Data defines storage strategy
Data centers grew up based on the architectures of the data they stored, and that data pretty much came from structured systems. The workhorse for structured systems and data has been block storage, and has served the enterprise well delivering increasingly high performance and resiliency, however with the rapid growth of unstructured data, organizations are starting to see some challenges arise from trying to place unstructured data in to the structured systems that sit on block storage. A good example of this is SharePoint. Now dont get me wrong, SharePoint is a great application, promoting team collaboration, search and more, but there is one area that it is challenged in, and that is the way that unstructured data such as files are handled. Each file uploaded to a SharePoint library is stored as a BLOB in a database, so as more and more users start uploading, you are very quickly going to find that your database is going to fill up very quickly resulting in degraded performance and the need to license more databases to handle your file loads. There is a better way.
Object Storage platforms are revolutionizing the way we handle unstructured data, where files are just put in to a flat structure, there are no file hierachies or blocks to define as in other storage systems. The Object Storage Platform also manages the metadata associated with each object, which is key to finding the original data, as discussed earlier. Finally access to all of these objects can be done through standard industry protocols (which I wont go in to here, but just know they are used everywhere). A good example of a company who uses Object Storage, would be someone like Spotify, managing millions of songs cant be done via a file hierachy, it needs to be found and retrieved quickly, hence object storage and metadata wins out.
There are many types of data in our organizations today that will ultimately benfit from Object Storage technologies, think about user files, logs, images, call logs etc. These are all object types that contain data not easily found or discovered, but when we enrich those object with metadata, all of a suddent we can start to easily identify what you are looking for.

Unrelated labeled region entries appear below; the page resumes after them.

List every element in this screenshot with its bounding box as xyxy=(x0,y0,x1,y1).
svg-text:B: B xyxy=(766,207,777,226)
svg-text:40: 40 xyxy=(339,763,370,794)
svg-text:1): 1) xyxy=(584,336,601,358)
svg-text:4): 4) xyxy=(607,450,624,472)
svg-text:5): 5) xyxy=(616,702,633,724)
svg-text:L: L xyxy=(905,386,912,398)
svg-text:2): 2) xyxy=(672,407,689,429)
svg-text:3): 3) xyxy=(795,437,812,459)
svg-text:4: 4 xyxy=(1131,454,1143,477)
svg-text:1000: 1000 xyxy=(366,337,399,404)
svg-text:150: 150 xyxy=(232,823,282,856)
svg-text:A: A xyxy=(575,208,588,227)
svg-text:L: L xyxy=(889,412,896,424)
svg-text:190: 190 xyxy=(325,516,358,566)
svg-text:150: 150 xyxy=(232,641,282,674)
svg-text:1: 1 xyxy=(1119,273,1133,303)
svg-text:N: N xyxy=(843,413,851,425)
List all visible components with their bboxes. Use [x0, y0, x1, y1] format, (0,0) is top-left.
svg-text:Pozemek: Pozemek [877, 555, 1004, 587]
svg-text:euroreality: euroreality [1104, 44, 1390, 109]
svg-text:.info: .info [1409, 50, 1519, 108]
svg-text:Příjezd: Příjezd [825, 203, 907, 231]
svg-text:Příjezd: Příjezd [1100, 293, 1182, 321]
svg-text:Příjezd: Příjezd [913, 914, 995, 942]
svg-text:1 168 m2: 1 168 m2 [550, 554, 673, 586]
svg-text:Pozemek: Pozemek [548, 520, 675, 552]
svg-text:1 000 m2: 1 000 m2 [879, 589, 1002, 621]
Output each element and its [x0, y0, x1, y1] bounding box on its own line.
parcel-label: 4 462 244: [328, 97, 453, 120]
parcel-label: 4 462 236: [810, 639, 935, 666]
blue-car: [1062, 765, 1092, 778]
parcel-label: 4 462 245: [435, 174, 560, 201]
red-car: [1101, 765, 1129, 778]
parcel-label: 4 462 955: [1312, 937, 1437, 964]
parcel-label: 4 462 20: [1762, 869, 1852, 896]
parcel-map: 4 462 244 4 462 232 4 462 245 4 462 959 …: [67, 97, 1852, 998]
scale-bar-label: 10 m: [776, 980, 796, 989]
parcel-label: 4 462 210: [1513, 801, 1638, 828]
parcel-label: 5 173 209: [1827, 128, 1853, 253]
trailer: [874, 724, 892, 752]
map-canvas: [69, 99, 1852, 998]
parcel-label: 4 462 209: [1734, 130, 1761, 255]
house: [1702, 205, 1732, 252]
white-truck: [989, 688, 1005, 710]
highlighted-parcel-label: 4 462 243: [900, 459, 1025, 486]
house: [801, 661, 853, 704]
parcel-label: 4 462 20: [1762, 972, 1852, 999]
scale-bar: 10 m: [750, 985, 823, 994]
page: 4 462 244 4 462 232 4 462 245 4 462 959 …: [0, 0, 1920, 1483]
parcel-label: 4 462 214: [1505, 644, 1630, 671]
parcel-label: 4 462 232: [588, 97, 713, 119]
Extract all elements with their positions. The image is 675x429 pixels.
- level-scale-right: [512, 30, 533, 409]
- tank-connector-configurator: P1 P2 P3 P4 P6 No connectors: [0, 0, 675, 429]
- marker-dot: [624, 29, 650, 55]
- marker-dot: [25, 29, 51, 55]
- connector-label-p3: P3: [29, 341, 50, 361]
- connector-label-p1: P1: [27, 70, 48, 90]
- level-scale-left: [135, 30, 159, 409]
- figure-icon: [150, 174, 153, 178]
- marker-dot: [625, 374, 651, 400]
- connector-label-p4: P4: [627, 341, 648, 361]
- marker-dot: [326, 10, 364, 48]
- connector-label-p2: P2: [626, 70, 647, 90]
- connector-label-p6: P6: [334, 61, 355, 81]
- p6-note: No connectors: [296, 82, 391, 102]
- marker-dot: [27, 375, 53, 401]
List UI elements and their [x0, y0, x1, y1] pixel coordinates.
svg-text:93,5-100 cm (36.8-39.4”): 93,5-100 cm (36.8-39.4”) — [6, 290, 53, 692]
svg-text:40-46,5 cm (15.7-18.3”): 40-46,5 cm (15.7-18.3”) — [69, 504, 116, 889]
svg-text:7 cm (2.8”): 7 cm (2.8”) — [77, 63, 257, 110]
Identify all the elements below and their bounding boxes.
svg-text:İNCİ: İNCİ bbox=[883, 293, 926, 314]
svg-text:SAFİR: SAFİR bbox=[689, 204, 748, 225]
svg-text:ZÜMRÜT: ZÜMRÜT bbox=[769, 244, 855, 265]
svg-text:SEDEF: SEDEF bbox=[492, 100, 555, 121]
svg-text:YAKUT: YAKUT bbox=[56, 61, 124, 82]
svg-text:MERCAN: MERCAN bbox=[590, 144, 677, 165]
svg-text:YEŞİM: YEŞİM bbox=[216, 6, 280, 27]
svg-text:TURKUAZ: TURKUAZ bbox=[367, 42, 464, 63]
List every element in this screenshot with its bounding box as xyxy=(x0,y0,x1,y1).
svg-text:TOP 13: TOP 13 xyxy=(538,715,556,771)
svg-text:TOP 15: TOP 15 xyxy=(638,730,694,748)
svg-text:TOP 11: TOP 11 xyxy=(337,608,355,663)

As a data company, understanding these challenges is something that we have been working with customers for a long time on, and in managing unstructured data, we have something called the Hitachi Content Platform (https://www.hitachivantara.com/en-us/products/cloud-object-platform/content-platform.html), its not just an Object Storage platform, but really a data intelligence platform that enables you to store your objects, manage the metadata, in addition to managing compliance of the objects for legal reasons etc. This type of a system will become the data repository for all the applications you will build in the future to drive insights or competitive advantage but aggregating all your information together, and enabling analytics to run on top of it all.
In closing, as you continue to modernize your data center, its critical to understand the types of data you will be managing today and in the future. Managing unstructured data is something you absolutely need to consider as the data being created in that space, is quickly outpacing the data we create in structured data systems.